You can place it around the cons.
(defn remove-first [item-to-remove coll]
(if (empty? coll)
()
(let [item (first coll)]
(if (= item item-to-remove)
(rest coll)
(lazy-seq (cons (first coll) (remove-first item-to-remove (rest coll))))))))


You can place it around the recursive call to remove-first.
(defn remove-first [item-to-remove coll]
(if (empty? coll)
() ; literal name for empty list
(let [item (first coll)]
(if (= item item-to-remove)
(rest coll)
(cons (first coll) (lazy-seq (remove-first item-to-remove (rest coll))))))))


Each choice results in slightly different laziness behavior, i.e., when various elements are computed, but the overall semantics of the sequence remains the same and stack overflows will be avoided. Placing the lazy-seq around the recursive function call will cause remove-first to compute the first element right away, and delay the rest. Placing the lazy-seq around the full body will prevent any computation until it is asked for by a consumer. Placing the lazy-seq around the cons results in in immediate behavior for the nil and removable-item-at-front-of-list case, and delayed behavior otherwise.

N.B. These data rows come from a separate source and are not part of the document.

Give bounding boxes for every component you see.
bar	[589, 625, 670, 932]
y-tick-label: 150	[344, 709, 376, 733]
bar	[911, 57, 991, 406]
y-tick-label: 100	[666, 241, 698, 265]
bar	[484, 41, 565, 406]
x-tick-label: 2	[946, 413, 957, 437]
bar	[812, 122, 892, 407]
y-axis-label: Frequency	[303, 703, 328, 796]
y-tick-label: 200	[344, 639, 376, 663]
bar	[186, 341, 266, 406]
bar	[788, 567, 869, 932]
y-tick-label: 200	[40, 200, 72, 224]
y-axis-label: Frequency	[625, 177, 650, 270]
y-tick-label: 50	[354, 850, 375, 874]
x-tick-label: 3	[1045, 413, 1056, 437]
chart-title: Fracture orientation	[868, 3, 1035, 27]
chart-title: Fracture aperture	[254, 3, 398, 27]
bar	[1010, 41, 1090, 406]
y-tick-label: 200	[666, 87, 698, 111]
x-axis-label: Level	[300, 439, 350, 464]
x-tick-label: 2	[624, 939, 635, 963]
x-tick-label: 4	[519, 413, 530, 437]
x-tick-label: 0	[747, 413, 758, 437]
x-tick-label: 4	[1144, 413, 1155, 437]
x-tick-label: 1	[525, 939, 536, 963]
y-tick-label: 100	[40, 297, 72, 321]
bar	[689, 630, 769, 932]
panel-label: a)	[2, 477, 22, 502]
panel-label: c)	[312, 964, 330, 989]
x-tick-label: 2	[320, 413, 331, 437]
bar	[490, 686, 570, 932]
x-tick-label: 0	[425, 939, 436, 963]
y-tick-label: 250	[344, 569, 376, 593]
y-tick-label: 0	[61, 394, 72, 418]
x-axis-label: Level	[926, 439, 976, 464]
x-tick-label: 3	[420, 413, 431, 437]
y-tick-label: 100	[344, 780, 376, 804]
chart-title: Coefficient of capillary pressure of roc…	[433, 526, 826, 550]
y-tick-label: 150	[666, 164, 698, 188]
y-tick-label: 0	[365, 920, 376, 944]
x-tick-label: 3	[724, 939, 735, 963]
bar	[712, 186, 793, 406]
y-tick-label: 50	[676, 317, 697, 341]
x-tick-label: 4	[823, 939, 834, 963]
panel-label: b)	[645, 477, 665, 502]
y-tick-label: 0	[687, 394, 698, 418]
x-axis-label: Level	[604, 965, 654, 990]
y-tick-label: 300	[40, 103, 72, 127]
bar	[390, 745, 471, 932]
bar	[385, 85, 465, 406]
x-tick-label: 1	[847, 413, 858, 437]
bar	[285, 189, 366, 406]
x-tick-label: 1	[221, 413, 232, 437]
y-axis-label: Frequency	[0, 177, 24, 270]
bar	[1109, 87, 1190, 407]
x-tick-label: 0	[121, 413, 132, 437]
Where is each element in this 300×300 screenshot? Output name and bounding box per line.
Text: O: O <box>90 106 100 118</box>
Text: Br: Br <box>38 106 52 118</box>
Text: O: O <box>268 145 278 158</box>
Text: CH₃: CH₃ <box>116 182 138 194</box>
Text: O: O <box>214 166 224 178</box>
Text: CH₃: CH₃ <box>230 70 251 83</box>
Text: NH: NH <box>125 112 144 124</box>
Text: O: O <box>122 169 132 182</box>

All are acceptable choices, but preferences vary. Probably placing lazy-seq around the full body is the most common style you'll see in Clojure, although I tend to place it where the laziness is actually required (like around the recursive call, or around the cons).

Converting remove-first so that it returns lazy lists definitely generates some additional overhead than a strict list. However, this overhead pays for itself if you ever end up using just part of the list, because no time is spent generating the parts you don't need. There's something very refreshing, freeing, and efficient about writing functions that find the first object with some particular property by using the strategy of taking the first item from the list of ALL objects with that particular property, knowing full well that the complete list will never be generated. Lazy lists can be used as an alternative to many traditional control structures (the above example of taking the first item from a lazy-list of objects satisfying a given description is an elegant substitute for something that would require a for-loop-break iteration in a traditional language). Generally speaking, lazy lists are more useful than strict lists, and for that reason, lazy lists are the norm in Clojure rather than the exception.

Since Clojure offers both vectors (similar to Python's lists) and lists (similar to Scheme's lists), we have seen that it is possible to convert both algorithmic styles into Clojure. With Python, the main thing that needed to be dealt with was adapting the algorithm to build an immutable, rather than a mutable, vector. This was further complicated by the fact that Clojure's general loop/recur looping construct doesn't exactly match up with Python's for loop construct and a conversion process is needed. But the final result captured the spirit of the Python code well. Coming from Scheme was easier, and the only real modification that was necessary was to output a lazy list rather than a strict list. Both versions can take any collection as an input, but one produces vectors and the other produces lazy lists. Both implementations are legitimate choices, depending on the desired usage.